Kyle Walker stepped up for media duties before Man City’s Champions League match against Brugges. An awkward question was put to him:
“Just wondering what the competition is like for you going up against Bernard Mendy for the right-back spot, and does Bernard push you all the way? I hear he’s a character as well?”
Benjamin Mendy has recently been suspended from Manchester City’s squad on allegations made against him regarding rape and sexual assault. In fact, he is currently in prison, with a trial to be held next year.
As it turns out, it’s probably not the case that the reporter simply thought Real Madrid’s left back played for Manchester City. Kyle Walker was left baffled, stunned, making it seem as though he did not know of any Mendy. So, not only was this double fault an extreme mistake on the behalf of the reporter, but the nature of the question put to Manchester City’s right back left him in a deeply uncomfortable position, one which you wouldn’t blame him for simply walking out and never coming back to a press conference again.
Jurgen Klopp and other have equally become increasingly irate at reporters’ methods, twisting and turning what they suggest into soundbites and clickbait articles. In relation to the his “anger” at not getting a handshake from Simeone:
“Have a look. You want to make a story out of that I can imagine. I want to shake his hand, he doesn’t want it. In that moment, I can understand that he was running inside. He’s emotional, I’m emotional and you are not a nice person because you want to make a story of that. You said I’m angry. When was I angry? I’m now angry because of your question.”
The rising tensions between managers/footballers and reporters at press conferences are seriously grave. Since Naomi Osaka’s mental health break due to the gruelling pressures of media, press conferences are in an increasingly fragile state; reporters are under greater pressure than ever to strike the impossible balance between hands-on scrutiny of sports people and hands-off respect.
While mistakes are common and forgivable, there should also be a far better level of standards. Putting Kyle Walker in that kind of awkward position in relation to such a delicate matter risks the integrity of fellow journalists and reporters. Similarly, reporters have a duty to not exhaust the fuelling of speculation, which equally ruptures trust between the free press and those in power in football.
Football clubs are actively finding ways of drowning out the press, selling media content to fans themselves. Chelsea’s “The Fifth Stand” app, for example, covers all Chelsea related news, provides inside media footage of training, “exclusive” interviews with players, and archive footage of older games which may not be so easily accessible to other media companies. The existence of the free press in football, at least, is of little convenience to powerful football clubs, whose own marketing strategies seem to encourage self-sufficiency.
The free press is able to report on modern issues such as sportswashing, the dealings of owners in top hats, racism, inclusivity, as well as on actual results and performances, in ways that **should** avoid the falseness of clubs’ own desired narratives. Press conferences are a key opportunity to ask managers, players, and sometimes owners or directors, important questions on such matters, broadening our perspectives, letting those involved to have their own free say in various issues.

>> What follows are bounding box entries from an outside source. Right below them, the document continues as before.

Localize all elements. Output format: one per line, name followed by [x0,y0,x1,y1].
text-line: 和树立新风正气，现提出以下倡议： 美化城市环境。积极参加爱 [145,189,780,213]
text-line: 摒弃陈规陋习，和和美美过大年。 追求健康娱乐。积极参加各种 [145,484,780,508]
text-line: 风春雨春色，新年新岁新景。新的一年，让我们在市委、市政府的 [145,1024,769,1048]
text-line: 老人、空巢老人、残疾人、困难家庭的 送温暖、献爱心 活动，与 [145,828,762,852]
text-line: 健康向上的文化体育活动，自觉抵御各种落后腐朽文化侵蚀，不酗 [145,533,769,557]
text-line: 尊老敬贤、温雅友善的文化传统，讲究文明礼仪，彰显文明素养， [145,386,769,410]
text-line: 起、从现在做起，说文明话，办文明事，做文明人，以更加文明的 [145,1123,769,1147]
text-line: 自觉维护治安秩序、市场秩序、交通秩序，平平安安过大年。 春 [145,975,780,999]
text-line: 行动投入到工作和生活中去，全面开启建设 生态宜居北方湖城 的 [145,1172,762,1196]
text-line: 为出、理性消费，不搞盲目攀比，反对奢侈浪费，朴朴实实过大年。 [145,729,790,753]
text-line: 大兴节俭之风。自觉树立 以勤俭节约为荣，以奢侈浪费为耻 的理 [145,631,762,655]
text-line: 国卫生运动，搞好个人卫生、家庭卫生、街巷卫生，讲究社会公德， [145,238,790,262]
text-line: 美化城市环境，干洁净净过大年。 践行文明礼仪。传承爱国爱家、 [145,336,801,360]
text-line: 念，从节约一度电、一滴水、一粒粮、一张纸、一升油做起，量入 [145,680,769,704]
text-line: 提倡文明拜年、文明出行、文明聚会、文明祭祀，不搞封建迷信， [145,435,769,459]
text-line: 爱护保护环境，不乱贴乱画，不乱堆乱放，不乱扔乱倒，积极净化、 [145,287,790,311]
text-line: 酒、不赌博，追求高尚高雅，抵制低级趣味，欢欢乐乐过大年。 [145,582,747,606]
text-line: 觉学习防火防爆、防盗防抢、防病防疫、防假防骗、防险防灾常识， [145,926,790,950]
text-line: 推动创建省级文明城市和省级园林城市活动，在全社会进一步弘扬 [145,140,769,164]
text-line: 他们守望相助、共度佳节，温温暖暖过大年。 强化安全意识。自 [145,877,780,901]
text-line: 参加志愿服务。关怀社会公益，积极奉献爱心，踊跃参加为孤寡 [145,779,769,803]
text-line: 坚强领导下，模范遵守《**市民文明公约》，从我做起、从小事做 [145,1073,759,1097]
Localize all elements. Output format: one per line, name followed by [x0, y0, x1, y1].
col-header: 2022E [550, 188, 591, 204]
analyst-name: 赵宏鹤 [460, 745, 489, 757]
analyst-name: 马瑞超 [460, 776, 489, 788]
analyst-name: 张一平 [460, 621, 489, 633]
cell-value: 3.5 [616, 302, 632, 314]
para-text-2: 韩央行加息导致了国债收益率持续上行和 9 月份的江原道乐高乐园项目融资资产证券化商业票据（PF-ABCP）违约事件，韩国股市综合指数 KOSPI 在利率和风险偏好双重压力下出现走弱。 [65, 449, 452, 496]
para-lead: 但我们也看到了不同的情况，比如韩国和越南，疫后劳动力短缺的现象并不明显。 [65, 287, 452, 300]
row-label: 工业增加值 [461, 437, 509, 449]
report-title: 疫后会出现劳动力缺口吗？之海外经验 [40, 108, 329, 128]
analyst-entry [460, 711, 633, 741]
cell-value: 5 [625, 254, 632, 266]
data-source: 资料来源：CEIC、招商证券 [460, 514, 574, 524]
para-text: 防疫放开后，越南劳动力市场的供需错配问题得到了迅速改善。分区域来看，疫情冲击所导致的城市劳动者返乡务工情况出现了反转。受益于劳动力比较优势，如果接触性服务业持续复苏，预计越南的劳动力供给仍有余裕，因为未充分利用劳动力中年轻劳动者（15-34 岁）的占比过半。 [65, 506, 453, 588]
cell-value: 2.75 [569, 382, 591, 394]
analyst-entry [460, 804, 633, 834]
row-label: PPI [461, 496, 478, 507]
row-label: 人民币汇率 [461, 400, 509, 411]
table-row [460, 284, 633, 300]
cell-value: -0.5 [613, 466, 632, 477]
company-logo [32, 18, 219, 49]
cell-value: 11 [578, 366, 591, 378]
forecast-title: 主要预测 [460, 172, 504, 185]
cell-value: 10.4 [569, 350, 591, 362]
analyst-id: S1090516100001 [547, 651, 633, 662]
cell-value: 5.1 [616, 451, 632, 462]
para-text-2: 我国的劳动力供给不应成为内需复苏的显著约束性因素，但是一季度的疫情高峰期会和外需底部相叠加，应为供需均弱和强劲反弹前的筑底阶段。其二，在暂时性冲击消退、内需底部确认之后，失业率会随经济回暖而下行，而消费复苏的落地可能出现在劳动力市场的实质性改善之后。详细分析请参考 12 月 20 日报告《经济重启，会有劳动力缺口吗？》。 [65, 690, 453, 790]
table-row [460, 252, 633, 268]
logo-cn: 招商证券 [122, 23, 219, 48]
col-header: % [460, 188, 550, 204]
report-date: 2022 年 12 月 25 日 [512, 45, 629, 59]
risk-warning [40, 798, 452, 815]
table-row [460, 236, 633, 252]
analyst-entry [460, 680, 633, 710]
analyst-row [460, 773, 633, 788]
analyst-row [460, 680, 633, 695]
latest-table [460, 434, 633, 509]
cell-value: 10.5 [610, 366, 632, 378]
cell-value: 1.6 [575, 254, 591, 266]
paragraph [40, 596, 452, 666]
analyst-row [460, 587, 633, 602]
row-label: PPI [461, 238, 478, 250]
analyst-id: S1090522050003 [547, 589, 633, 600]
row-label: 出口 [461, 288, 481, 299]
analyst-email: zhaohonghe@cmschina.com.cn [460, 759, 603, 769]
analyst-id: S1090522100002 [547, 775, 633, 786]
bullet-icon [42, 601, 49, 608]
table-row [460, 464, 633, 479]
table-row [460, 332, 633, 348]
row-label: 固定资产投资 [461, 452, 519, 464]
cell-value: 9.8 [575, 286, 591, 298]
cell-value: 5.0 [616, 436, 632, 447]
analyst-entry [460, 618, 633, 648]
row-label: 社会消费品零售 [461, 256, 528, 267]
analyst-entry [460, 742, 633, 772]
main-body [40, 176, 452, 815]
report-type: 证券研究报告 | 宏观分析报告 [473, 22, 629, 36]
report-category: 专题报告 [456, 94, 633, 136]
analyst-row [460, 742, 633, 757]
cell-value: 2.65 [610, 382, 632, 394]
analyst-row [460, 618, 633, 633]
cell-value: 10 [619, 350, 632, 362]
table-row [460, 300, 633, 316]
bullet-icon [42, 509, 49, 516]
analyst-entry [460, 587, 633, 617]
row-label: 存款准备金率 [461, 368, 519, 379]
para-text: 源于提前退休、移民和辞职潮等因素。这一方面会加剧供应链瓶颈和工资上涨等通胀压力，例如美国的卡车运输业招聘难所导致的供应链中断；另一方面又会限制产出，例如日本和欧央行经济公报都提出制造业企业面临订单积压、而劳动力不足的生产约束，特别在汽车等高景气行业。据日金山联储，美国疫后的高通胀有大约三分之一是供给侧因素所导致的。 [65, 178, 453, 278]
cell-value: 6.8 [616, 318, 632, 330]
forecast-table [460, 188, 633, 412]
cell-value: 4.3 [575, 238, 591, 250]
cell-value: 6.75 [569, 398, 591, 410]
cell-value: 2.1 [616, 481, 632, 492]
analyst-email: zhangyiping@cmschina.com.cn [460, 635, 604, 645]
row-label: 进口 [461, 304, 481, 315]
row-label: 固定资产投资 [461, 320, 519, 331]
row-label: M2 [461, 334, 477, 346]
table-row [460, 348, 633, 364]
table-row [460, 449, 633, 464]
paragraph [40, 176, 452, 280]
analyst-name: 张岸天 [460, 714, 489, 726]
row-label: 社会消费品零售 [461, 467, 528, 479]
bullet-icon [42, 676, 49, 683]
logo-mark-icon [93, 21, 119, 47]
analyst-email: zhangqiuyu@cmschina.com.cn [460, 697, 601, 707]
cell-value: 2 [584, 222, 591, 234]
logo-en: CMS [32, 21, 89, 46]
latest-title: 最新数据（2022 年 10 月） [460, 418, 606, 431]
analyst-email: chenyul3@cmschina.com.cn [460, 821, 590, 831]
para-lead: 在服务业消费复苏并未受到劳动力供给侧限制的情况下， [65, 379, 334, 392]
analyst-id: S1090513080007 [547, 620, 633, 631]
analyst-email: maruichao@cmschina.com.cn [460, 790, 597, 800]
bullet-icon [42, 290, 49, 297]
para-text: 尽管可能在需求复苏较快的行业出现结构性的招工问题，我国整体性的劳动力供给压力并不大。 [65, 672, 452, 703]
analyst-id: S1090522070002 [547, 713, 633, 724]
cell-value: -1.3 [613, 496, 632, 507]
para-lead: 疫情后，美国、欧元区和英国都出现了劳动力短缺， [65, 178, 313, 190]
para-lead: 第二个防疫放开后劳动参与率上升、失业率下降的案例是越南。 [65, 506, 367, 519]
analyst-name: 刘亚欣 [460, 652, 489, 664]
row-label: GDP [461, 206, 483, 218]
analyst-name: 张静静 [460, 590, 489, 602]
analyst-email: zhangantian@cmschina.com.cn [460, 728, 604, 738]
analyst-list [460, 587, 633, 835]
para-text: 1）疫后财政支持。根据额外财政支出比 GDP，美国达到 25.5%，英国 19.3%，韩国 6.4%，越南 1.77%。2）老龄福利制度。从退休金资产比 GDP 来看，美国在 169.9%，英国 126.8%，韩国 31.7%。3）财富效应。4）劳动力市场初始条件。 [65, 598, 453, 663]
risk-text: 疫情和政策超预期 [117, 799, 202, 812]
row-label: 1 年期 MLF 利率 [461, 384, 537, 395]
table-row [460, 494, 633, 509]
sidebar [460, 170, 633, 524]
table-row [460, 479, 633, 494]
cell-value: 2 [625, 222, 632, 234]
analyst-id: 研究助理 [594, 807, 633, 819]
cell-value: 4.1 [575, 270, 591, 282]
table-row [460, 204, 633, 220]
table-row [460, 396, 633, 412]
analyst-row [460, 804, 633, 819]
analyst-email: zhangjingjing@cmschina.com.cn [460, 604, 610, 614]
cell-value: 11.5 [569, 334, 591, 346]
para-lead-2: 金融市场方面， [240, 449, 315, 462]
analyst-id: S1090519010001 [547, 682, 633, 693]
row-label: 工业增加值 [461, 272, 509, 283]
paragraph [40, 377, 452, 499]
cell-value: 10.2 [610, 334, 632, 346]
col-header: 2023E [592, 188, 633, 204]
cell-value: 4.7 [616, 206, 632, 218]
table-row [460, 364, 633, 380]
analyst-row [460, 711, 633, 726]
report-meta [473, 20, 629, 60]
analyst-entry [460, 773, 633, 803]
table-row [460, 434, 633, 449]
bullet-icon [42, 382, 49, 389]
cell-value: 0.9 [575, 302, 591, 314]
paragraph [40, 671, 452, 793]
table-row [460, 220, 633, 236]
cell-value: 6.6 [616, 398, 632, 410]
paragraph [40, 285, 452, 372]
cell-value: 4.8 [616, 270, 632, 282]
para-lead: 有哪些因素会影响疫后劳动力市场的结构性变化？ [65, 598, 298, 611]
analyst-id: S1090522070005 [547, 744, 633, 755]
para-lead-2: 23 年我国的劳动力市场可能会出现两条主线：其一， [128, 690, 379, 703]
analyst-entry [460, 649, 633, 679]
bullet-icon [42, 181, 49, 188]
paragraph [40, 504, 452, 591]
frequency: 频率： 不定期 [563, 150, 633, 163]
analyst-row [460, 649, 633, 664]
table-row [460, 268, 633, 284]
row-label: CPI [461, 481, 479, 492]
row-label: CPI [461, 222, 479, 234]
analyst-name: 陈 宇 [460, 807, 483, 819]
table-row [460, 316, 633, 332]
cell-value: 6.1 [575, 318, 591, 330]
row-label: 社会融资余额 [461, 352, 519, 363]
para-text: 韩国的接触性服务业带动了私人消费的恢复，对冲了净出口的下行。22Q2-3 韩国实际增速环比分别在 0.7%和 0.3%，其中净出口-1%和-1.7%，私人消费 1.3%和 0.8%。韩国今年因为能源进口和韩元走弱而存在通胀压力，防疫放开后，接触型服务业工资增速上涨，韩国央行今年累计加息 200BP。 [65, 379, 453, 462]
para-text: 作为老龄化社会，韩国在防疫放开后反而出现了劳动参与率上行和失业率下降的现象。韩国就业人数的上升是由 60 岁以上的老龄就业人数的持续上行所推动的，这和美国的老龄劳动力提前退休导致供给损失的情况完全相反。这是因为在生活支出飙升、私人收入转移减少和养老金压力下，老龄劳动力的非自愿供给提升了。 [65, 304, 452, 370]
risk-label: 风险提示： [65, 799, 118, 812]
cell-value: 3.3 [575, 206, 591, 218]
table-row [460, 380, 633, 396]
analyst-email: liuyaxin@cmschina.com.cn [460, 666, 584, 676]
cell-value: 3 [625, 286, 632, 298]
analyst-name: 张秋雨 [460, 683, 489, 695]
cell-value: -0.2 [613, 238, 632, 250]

At a press conference, reporters who ask footballers or managers about various issues must actively feel a deep sense of responsibility. Ironically, not only should they extensively scrutinise and question players and managers, but they should always self-scrutinise and self-question. Should certain aspects of the free press continue to fail at upholding the trust by asking the wrong questions or by reporting in a deliberately twisted way, then football clubs will be able to direct the narrative of it all themselves, suiting their own agendas and PR machines.